Business as usual: Leicester council cyber attack

Leicester City Council’s response to the ‘streetlight’ cyber attack was an example of an effective business continuity plan, says Billy Ruston, resilience consultant, Protection Group International (PGI).

We know that local authorities are increasingly under threat from cybercriminals. According to the Information Commissioner’s Office (ICO), attacks on local authorities will increase by 24% between 2022 and 2023. The data held by public sector organizations and the critical nature of the services they provide to the public mean they are incredibly tempting targets. both for cybercriminals and bad state actors.

The attack on Leicester City Council, although described as highly sophisticated, appears typical of many attacks on local authorities. Before the Leicester attack, we saw councils in Kent hit by a series of cyber attacks in early 2024, St Helens council hit by a ransomware attack in August 2023 and several UK regional councils affected by the attack on supplier Capita, which was also exposed in 2023.

It is clear then that councils are under threat, directly and through supply chain partners, and the number of attacks and their consequences mean they are increasingly front page news. This has two effects. It lowers the public’s trust in their local authorities (one of the key goals of bad state actors) and also means that general assumptions are made about the nature and consequences of attacks.

Councils have statutory obligations under the Civil Contingencies Act, 2004. One of the statutory obligations of the Civil Contingencies Act is to put in place business continuity management arrangements. However, councils should not implement such procedures just because it is part of the Act.

Business continuity planning is a good idea for all organizations, whether it is a legal requirement or not. Business Continuity ensures that an organization’s critical activities can continue at predefined service levels and within acceptable timeframes following a business disruption, such as the cyber attack suffered by Leicester City Council.

What we saw in the case of Leicester is the business continuity plan coming into action. Although the headlines focused on the downside of the street lights being left, it was actually a strategic decision by the council’s Business Continuity team.

It is not acceptable for local authorities to stop providing services that ensure the health, safety and well-being of their residents. It would have become clear that if the systems failed then it was preferable for the street lights to remain permanently on, ensuring the safety of the public. It is a positive reflection on the business continuity plan in place, rather than a negative impact of the cyber attack that the headlines are focusing on.

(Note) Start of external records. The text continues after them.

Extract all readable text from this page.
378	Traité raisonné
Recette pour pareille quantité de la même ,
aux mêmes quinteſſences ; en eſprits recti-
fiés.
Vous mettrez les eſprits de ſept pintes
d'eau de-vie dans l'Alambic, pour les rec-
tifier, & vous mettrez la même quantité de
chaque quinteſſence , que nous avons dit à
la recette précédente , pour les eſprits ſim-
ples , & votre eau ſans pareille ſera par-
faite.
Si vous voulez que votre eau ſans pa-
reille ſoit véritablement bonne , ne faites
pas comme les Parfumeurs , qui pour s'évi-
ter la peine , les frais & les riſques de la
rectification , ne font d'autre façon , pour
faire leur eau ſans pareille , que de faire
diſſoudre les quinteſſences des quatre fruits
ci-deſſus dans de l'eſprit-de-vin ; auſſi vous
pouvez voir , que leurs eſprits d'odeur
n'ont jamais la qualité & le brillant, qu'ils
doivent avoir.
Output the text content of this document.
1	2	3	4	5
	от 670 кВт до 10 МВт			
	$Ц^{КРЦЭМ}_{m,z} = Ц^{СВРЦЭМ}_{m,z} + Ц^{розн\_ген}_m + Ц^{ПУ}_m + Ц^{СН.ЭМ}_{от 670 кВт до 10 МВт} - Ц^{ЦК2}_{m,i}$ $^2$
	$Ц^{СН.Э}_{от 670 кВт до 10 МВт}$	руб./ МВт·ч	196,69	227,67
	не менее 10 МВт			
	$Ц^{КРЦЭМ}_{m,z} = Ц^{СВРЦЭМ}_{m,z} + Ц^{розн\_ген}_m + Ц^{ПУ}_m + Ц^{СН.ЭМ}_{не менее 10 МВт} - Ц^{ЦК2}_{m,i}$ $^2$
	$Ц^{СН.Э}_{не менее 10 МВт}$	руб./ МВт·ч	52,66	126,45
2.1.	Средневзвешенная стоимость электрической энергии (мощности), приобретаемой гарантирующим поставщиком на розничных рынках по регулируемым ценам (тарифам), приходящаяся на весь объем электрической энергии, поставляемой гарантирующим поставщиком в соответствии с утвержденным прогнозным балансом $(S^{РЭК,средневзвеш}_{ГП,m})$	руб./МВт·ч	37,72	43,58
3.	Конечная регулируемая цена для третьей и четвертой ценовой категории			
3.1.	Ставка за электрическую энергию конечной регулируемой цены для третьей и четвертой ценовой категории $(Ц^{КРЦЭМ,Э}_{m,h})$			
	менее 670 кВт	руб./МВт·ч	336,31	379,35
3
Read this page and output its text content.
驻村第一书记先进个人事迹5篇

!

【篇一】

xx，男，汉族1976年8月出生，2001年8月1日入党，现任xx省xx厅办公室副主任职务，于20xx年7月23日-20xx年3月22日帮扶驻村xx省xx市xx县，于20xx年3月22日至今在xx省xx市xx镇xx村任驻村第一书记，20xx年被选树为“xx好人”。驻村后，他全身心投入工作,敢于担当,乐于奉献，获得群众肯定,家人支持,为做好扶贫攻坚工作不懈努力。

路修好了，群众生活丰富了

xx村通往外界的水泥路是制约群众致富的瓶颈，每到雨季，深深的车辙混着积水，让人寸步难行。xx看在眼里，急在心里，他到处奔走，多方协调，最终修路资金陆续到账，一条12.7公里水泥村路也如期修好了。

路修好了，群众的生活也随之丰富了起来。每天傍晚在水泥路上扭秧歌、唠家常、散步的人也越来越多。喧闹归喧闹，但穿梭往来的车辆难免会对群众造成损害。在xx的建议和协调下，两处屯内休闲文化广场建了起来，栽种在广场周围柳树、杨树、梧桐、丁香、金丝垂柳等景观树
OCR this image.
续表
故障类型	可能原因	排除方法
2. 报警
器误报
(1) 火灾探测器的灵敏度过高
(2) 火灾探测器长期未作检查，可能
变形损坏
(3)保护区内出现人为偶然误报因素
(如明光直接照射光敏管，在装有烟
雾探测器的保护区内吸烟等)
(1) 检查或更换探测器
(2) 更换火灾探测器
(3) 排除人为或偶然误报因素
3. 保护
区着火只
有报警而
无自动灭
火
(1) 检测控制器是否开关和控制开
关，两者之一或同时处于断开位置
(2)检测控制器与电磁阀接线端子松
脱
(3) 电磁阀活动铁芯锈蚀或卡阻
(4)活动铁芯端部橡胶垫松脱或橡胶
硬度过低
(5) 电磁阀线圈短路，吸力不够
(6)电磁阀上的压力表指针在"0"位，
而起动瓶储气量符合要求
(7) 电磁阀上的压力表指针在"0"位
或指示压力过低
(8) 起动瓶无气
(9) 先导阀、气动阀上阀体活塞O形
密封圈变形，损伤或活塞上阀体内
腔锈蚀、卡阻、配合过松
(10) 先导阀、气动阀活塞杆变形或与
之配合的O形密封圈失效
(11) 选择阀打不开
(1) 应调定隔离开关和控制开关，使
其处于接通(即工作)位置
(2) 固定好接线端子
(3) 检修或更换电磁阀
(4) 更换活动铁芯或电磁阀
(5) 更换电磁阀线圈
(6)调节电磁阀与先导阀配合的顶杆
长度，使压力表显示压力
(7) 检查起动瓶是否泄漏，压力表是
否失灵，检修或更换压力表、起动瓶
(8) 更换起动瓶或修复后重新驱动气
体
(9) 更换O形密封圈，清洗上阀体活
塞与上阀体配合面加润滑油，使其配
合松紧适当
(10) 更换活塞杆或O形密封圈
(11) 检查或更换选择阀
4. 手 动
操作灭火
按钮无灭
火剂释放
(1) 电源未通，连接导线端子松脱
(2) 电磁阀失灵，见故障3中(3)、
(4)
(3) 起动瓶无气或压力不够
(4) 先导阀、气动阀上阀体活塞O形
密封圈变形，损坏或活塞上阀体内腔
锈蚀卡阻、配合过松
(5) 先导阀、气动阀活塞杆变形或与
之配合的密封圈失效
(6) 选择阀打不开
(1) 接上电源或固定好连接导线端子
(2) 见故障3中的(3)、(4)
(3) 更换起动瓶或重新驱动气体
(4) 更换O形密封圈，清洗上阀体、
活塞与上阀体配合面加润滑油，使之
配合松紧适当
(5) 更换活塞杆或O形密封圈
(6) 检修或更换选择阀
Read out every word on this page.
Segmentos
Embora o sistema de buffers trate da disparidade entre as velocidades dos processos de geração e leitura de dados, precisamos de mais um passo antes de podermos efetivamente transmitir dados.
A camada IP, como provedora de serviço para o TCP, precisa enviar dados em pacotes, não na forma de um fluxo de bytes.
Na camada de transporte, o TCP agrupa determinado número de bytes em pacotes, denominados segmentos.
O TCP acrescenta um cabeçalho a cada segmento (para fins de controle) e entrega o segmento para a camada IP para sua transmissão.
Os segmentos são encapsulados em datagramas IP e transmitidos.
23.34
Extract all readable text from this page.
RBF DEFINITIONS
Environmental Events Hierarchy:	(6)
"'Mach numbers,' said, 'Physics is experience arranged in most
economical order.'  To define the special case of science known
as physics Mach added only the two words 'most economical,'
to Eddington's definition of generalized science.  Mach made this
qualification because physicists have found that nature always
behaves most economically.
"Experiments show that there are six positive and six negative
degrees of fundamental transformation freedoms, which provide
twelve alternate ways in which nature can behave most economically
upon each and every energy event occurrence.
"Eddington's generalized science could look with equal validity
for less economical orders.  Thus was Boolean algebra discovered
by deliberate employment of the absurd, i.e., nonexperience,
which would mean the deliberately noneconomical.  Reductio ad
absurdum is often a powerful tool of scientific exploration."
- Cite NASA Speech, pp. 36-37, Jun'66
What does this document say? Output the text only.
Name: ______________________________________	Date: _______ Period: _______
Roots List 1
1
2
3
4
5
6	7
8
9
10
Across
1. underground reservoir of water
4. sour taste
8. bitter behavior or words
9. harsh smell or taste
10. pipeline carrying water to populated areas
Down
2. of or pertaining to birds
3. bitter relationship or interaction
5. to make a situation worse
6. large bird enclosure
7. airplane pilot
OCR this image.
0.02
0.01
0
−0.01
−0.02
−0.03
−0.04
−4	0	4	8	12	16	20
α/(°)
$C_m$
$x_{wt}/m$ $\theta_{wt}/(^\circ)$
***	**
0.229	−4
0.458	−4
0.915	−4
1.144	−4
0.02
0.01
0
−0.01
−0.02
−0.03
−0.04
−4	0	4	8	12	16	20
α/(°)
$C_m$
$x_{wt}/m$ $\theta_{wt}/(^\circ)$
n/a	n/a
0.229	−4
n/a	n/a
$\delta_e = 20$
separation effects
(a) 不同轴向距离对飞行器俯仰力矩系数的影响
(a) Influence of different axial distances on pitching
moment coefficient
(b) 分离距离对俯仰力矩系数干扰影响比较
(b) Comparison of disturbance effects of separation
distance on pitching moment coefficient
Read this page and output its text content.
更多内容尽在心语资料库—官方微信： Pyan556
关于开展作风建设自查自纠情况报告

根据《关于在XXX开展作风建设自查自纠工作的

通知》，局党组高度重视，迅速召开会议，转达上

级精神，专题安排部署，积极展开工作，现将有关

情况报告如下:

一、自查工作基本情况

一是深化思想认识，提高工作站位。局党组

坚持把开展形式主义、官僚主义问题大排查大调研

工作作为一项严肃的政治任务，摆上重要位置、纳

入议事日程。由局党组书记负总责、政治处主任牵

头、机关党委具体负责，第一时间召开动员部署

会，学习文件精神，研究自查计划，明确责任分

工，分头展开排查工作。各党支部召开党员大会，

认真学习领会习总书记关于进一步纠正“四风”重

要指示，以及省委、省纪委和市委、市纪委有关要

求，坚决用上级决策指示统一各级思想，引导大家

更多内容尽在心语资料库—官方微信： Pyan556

There are several interrelated steps to consider when implementing a business continuity management system and developing incident response plans and processes. The planning process begins with an analysis to define critical activities and understand the threat landscape. The planning process concludes with validation, testing that business continuity plans are effective and aligned with business objectives, practicing feedback processes with key stakeholders, and identifying opportunities and areas for improvement.

The key to successful business continuity plans is that it is not viewed as a one-off exercise, but must be monitored and continuously improved. The Leicester example shows how continuous testing has enabled a local authority to ensure frontline services and public safety are prioritized in the event of an outage. However, for other boards that have the capacity or in-house expertise to ensure that business continuity plans are regularly implemented and tested is beyond their means. Some turn to consultancies who can provide the expertise and experience to help local authorities have some peace of mind and, importantly, implement plans should the worst happen.